Il Fussball Club Südtirol[1] S.r.l.,[2] noto semplicemente come FC Südtirol o FC Alto Adige o anche FC Südtirol-Alto Adige, è una società calcistica italiana con sede nella città di Bolzano. È la principale squadra di calcio del capoluogo altoatesino, nonché di tutta la provincia autonoma di Bolzano e del Trentino-Alto Adige. Milita in Lega Pro, la terza serie del campionato di calcio professionistico italiano. Al 2014 è altresì il club calcistico professionistico con la sede più settentrionale d'Italia[3].

I suoi colori sociali sono il bianco e il rosso.

Storia[modifica | modifica wikitesto]

[3]

Dalle origini agli anni novanta[modifica | modifica wikitesto]

La società venne fondata nel 1974 a Bressanone con il nome di Sport Verein Milland, sotto la presidenza di Ubald Comper. Nell'estate del 1995 il sodalizio, grazie ad un gruppo di imprenditori locali che lo rilevarono, trasferì la sua sede a Varna e assunse la denominazione di F.C. Südtirol-Alto Adige, con l’architetto Hanns Huber alla presidenza e Joseph Insam nel ruolo di direttore sportivo. Al tempo la squadra, che aveva debuttato vent'anni prima in Terza Categoria bolzanese, militava in Promozione. Nella sua prima stagione con la nuova denominazione, la squadra vinse il campionato rimanendo imbattuta: su 30 partite ne vinse 26 e ne pareggiò 4, per un totale di 82 punti. L'anno successivo, nel campionato di Eccellenza, il FCS conseguì un'altra promozione con una sola partita persa. Nell'estate 1997 Leopold Goller divenne presidente della squadra, subentrando a Hanns Huber.

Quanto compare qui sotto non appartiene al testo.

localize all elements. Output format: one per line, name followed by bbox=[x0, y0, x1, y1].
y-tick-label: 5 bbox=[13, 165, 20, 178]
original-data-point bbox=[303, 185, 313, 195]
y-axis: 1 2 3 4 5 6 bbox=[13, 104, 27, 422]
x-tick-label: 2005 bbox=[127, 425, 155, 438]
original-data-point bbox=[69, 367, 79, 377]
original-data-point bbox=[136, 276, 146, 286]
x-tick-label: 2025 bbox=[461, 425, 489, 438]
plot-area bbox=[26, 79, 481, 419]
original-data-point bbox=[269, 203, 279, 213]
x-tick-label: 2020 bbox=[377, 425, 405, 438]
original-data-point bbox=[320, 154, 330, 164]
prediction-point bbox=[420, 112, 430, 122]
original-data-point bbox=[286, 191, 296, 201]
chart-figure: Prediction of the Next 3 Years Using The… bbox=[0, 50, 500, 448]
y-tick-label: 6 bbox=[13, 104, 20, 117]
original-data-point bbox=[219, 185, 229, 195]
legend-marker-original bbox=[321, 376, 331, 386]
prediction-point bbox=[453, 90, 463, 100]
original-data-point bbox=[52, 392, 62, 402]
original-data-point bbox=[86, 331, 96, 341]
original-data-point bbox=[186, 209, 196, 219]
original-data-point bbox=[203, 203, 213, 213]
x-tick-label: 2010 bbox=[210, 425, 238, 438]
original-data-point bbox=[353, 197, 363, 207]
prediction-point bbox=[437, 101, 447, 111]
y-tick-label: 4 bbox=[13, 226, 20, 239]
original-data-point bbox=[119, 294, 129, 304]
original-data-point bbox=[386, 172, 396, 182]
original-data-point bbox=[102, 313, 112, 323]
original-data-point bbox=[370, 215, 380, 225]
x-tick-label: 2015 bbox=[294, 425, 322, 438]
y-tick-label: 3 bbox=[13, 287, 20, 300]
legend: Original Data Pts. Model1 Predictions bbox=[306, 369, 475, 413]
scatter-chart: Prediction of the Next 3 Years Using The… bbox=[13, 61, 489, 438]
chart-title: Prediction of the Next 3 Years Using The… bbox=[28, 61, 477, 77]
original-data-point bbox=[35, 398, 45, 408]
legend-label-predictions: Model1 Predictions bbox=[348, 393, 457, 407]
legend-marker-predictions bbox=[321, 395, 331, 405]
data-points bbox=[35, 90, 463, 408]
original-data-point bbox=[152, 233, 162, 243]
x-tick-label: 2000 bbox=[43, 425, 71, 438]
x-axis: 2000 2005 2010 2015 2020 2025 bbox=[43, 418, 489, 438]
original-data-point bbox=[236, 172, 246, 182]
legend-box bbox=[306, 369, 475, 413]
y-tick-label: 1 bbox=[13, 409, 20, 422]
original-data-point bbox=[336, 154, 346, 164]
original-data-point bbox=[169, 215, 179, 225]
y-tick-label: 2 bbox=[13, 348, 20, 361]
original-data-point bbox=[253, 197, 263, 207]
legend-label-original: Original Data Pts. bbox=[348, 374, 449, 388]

Tra il 1997-1998 e il 1999-2000 la squadra disputò il campionato CND (poi Serie D); nell'ultima stagione giocò le sue gare interne dapprima a Bressanone (girone di andata), poi a Termeno sulla strada del vino (girone di ritorno) per problemi di stadio. Con la promozione in Serie C2 dell'estate 2000, conseguita con Giuseppe Sannino in panchina e con Joachim De Gasperi capocannoniere, il FCS divenne la squadra di calcio professionistica con la sede più settentrionale in Italia.

Gli anni duemila[modifica | modifica wikitesto]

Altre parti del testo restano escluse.